Sometimes we experience odd things, and we wonder why God permitted them to happen.
We may try to find an explanation, yet ultimately, we realize that many things in this broken world do not make any sense and many things occur without any particular divine purpose. All the more joyous it is then when we discover that something good came out of it.
Maybe Ellen White felt this way when one of the great mysteries of her life was solved while she attended the Michigan camp meeting in the fall of 1876.1 At the end of the meeting, a sister approached her and asked her if Ellen recognized her. Twenty-three years earlier, in June 1853, Ellen and James had been on their way to hold meetings in Vergennes, Michigan, when they called at a log cabin in the middle of the woods. The woman of the house gave them refreshments and Ellen “talked to her of Jesus and the beauties of Heaven.” “The words were spoken with such fervor that she was charmed and had never forgotten them.” Ellen gave her the only book she had written up to that time, i.e., “A Sketch of the Christian Experience and Views of Ellen G. White” (1851; now part of “Early Writings”). The woman was intrigued by its content, and as new families settled around her, she lent the book to them until, after performing its silent work, it had become completely worn out. Meanwhile, Seventh-day Adventist ministers arrived in the area and preached the present truth to them so that quite a company of people embraced the Sabbath. The woman was overjoyed to meet Ellen White again and desired to obtain another copy of the book.

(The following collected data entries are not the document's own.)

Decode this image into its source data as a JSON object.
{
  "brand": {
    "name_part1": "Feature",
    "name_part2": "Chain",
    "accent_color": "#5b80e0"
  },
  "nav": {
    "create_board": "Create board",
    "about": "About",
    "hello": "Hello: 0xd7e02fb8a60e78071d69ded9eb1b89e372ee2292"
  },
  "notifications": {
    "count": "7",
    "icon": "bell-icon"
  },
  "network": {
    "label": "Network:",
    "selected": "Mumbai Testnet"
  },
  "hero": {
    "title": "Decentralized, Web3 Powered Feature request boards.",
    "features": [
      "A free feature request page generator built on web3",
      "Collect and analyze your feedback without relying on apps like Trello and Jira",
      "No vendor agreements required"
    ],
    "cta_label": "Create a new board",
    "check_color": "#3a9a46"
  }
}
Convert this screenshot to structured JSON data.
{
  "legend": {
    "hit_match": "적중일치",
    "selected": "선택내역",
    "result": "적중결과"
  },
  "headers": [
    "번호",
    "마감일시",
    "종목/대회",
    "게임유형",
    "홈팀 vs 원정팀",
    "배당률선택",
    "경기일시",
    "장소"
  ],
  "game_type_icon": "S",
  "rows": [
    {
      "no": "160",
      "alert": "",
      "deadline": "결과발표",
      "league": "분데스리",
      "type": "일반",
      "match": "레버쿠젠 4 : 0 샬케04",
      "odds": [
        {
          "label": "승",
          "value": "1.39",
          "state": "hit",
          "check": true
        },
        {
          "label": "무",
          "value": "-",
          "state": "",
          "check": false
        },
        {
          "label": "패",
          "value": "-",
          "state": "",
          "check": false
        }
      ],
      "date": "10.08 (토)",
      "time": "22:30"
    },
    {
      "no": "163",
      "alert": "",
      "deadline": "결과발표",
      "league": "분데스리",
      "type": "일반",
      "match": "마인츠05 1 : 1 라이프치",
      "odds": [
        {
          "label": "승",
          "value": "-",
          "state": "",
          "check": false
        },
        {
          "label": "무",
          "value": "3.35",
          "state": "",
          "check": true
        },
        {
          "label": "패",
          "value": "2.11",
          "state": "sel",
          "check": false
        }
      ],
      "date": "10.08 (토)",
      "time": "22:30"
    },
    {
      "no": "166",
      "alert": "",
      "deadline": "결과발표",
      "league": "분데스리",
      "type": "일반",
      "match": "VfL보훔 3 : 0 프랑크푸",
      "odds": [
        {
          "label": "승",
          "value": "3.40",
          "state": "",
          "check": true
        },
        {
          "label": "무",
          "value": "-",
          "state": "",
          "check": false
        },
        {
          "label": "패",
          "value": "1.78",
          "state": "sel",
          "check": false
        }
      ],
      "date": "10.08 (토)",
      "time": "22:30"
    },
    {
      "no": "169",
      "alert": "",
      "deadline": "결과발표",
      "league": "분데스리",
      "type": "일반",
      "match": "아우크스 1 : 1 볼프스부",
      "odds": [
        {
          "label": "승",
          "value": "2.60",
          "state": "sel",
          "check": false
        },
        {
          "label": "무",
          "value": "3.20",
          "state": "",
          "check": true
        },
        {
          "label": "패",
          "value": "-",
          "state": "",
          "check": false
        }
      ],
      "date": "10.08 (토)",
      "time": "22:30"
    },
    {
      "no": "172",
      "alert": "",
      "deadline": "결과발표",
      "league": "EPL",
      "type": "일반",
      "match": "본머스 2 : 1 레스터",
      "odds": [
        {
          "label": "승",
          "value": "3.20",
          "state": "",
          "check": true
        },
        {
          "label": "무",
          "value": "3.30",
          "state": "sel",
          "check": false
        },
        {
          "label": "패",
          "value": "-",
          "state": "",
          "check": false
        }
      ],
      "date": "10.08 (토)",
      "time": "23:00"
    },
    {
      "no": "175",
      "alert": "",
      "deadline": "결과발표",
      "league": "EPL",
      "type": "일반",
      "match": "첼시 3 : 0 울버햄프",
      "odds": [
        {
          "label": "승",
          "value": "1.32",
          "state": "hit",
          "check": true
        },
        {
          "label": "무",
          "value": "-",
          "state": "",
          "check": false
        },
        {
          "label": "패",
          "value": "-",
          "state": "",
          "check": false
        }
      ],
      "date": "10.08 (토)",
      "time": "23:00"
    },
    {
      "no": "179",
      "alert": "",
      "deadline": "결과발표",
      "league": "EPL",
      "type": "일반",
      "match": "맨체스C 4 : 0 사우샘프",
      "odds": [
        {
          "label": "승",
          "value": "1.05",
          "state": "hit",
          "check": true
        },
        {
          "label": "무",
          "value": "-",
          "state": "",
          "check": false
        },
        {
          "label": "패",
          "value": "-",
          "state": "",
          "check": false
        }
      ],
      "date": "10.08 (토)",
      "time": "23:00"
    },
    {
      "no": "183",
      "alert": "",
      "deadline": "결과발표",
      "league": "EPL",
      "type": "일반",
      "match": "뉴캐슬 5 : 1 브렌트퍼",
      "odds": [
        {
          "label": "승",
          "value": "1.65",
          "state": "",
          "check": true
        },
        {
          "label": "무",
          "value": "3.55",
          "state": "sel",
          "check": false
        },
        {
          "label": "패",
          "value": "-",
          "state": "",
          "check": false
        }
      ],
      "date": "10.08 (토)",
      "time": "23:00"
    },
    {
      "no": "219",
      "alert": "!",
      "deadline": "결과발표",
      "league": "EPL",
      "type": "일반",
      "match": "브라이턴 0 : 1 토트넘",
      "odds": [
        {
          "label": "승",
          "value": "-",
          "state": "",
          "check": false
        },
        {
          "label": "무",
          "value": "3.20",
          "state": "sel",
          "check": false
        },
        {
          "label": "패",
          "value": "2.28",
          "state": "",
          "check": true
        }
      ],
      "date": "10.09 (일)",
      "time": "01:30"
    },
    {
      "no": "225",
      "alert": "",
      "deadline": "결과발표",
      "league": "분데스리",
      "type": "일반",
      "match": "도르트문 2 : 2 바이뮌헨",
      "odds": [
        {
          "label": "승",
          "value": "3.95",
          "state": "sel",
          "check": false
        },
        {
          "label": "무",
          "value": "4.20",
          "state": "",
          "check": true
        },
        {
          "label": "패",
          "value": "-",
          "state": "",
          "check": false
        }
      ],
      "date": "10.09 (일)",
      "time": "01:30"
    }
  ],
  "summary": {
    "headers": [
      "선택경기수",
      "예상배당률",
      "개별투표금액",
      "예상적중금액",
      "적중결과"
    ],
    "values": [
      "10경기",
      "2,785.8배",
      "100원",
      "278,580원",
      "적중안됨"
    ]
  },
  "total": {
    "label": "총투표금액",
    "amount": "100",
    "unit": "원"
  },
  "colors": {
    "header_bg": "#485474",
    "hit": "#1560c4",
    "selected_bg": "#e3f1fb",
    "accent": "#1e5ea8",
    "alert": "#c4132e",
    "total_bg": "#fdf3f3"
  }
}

This encounter brought some closure for Ellen White concerning the circumstances of that seeming chance encounter in June 1853. Although their driver had known the way to Vergennes well, somehow, traveling “through the woods, over logs and fallen trees, where there was scarcely a trace of road,” he “was compelled to acknowledge that he had lost the way.” They had no food and nothing to drink, and any attempts to find anything to drink turned out to be futile, drawing them further away from their actual destination. As Ellen “was fainting with thirst,” James White prayed for her that she “might be sustained on that dreary journey.” They “could not understand why [they] should be left to this singular wandering in the wilderness.” Finally, they reached a little clearing with a log cabin where this woman lived.
At the camp meeting in 1876, Ellen noted, “Our wanderings on this journey have seemed indeed mysterious to us, but here we met quite a company who are now believers in the truth, and who date their first experience from the influence of that little book.” The resolution of mysteries may not come in our lifetime, but we may be thrilled when we do experience it here.
Denis Kaiser is an associate professor of church history at the Seventh-day Adventist Theological Seminary at Andrews University.